Between now and Sept. 10, directors of athletics and football coaches at the nation's major college powers will choose between television broadcast packages negotiated by the College Football Association and the National Collegiate Athletic Association and they will cite a myriad of reasons for their choice.
Dick Dull, director of athletics at the University of Maryland, is forthright about his decision.
"Obviously one of the major benefits in the CFA package is from the standpoint of greater exposure of our product. Financially, it will benefit the (Atlantic Coast) conference. Each school would be guaranteed$1 million over four years. We wouldn't make that under the NCAA package; at least we never have. And we would maintain control over our property rights, which we feel we haven't given to the NCAA in perpetuity."

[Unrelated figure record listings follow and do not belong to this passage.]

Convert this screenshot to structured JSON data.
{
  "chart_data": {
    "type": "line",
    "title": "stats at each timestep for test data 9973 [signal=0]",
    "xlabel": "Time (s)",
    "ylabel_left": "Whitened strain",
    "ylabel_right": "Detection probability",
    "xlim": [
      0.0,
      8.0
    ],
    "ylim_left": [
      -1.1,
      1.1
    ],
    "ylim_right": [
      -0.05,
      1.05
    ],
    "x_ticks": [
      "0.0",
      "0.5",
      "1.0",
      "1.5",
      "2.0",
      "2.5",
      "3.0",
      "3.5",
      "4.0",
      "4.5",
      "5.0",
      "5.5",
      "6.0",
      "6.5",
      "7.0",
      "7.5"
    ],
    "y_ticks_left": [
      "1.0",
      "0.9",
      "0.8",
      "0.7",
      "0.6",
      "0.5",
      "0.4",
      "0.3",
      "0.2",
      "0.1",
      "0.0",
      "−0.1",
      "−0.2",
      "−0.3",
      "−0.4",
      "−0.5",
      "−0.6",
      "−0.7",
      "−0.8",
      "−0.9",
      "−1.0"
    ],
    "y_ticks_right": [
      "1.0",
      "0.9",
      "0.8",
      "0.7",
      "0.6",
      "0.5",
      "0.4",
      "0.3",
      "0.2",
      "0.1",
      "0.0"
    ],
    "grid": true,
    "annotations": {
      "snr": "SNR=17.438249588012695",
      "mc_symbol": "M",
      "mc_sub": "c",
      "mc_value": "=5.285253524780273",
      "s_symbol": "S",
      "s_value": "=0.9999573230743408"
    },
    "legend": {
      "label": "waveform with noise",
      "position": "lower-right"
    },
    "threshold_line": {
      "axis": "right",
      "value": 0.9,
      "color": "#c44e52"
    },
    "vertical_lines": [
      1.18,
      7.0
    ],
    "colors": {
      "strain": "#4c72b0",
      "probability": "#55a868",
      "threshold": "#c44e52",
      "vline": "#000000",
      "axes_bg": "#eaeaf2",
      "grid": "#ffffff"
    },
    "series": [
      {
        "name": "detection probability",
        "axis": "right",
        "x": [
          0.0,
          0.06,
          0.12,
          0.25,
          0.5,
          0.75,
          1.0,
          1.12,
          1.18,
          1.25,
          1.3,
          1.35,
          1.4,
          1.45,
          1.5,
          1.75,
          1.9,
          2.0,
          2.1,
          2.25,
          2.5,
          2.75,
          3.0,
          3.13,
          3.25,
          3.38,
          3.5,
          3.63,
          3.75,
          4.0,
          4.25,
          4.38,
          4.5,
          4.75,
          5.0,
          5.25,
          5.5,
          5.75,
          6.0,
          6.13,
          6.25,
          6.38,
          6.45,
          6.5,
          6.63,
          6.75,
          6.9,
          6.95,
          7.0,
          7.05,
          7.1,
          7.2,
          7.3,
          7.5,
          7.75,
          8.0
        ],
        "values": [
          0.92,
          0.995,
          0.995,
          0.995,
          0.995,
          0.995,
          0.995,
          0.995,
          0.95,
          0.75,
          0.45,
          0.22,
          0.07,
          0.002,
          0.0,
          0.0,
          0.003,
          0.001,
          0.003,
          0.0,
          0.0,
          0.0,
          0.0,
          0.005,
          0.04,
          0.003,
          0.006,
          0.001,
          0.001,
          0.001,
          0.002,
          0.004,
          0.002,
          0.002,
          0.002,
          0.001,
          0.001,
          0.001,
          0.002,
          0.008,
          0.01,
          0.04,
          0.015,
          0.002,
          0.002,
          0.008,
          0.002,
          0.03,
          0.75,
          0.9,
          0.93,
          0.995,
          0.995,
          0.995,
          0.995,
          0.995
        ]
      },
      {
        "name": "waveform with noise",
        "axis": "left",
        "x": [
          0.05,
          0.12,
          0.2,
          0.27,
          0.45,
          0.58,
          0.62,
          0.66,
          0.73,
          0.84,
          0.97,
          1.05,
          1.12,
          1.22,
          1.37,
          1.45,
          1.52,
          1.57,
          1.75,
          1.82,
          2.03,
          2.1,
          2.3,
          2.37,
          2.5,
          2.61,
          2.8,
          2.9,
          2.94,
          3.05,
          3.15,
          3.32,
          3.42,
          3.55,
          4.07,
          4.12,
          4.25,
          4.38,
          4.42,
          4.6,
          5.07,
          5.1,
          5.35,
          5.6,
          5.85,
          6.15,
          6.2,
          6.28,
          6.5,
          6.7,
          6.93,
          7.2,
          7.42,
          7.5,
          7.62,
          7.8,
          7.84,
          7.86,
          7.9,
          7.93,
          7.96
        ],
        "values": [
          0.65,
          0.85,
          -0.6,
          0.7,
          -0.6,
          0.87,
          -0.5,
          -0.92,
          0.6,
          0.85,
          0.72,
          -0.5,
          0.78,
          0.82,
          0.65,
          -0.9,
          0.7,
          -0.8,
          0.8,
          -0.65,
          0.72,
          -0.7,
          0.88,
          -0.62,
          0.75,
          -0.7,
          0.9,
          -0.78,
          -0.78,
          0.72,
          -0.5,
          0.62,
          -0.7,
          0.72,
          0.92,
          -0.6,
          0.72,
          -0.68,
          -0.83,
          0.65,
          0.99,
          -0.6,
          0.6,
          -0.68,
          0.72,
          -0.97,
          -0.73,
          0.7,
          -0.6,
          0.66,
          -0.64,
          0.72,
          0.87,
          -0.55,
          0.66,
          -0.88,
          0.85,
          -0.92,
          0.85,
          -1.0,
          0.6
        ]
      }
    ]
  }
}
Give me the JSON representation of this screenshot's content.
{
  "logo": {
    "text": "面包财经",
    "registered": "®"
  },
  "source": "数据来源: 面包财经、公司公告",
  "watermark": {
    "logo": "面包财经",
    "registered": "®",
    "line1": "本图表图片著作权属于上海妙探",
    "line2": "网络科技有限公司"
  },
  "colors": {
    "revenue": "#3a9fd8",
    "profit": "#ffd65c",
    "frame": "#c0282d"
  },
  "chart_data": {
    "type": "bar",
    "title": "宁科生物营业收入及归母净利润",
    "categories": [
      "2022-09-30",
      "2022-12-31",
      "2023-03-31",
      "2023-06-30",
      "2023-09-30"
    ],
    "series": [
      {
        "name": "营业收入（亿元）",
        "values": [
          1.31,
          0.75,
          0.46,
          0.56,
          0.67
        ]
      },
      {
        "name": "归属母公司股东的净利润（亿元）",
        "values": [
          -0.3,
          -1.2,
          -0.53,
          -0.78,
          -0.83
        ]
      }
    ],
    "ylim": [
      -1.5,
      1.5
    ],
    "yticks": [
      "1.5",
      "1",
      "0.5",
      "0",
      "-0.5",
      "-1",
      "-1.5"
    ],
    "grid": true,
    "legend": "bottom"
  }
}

At the University of Virginia, Dick Schultz, director of athletics, sees the confrontation as the culmination of a dispute that has simmered for years.
"Unfortunately, the football television package has brought the whole thing to a head," observed Schultz. "But the much larger issue is the reorganization of Division I and IA in the NCAA. There are many schools who are very concerned about reorganization. The crux of the whole thing is that now you've got apples, oranges and pears in the same division."
Along with most of the major college athletic directors and football coaches in the nation, Dull and Schultz have had the confrontation between the CFA and the NCAA uppermost in their minds since Aug. 7, when the CFA signed a four-year, $180 million television football package with NBC-TV, putting the association on a collision course with the NCAA.
Weeks earlier the NCAA had signed a $263 million contract with ABC and CBS-TV covering the same four years, 1982-1985.
Washington area coaches and athletic directors generally agreed with Schultz's assessment that the CFA deal with NBC was the spark that ignited what had become, in recent years, an increasing combustible relationship. Most were more cautious than Dull in discussing the issues of finances, exposure and control.
Many agreed with the analysis of George Welsh, football coach at the Naval Academy, that "maybe a clash was inevitable."
The problem lies in the fact that while no more than 85 schools have football programs of such breadth and scope that they can financially support other sports, those schools are a distinct minority within the NCAA and are consistently outvoted on regulations that affect their programs. In 1977, 61 of those schools, while maintaining their NCAA membership, formed the CFA. Virtually all the major football powers and conferences with the exception of the Pacific 10 and the Big Ten were included.
"Some of the things I've liked about the CFA is that the football coaches have a much stronger input than in the NCAA," said Welsh. "It should be within their power to do some of the things they need to do without going to the NCAA and taking a vote of 600 schools. I can remember when prominent football coaches like Darrell Royal (Texas) were saying that they didn't want schools like Wagner and Alfred telling them how to run their football programs."
Jerry Claiborne, football coach at the University of Maryland, said: "The TV package is just one part of what the CFA has been trying to do. Those schools that have a like concept of intercollegiate football have proposed a lot of things, recruiting calendars, academic requirements . . . "
Claiborne's counterpart at Virginia, Dick Bestwick, was particularly vocal on the subject of academic standards.
"Any effort in the last five years to change academic standards has been defeated. It has been defeated by schools that have only basketball programs. Most football coaches would agree that there needs to be some higher academic standards."
An academically selective college, Virginia would profit from a general upgrading of academic standards, but Bestwick contends that many of the other major football powers would, too.
"I think the CFA would like some higher standards. I think they would like to make some reasonable recruiting rules. I think they would like some reasonable limitations on numbers. Ever since the 2.0 (grade eligibility) rule went into effect, academic standards have gone out the window. At some schools you can get that kind of a grade in sociology just by walking your girl friend to lunch. There are no real standards now."
At this point it is unclear what the final count will be on Sept. 10, when the CFA member schools must notify the association whether they want in or out of the association's football package. The preliminary vote on Aug. 21 was 33-20 with five members abstaining and three others not casting ballots. The NCAA has threatened sanctions and possible probation and expulsion against those schools that opt for the CFA plan.
Should such efforts be undertaken, said Virginia's Schultz, "The CFA would counter with some type of restraining order or injunction which they seem to think they could get.
"If it comes to that, then there probably won't be any winners."
Virginia voted in favor of the CFA package in Atlanta, but it will be continually reevaluating its position in the days before the Sept. 10 deadline.
Similarly, Navy, which voted against the CFA in Atlanta, also is reconsidering, according to Athletic Director J.O.(Bo) Coppedge. "I don't see much chance of an accommodation," Coppedge said. "We are trying to reevaluate our situation in light of the vote and in light of our loyalty to the NCAA."
Navy is leaning toward the NCAA, Coppedge said, but is concerned that the CFA television contract could invalidate the NCAA pact with ABC and CBS.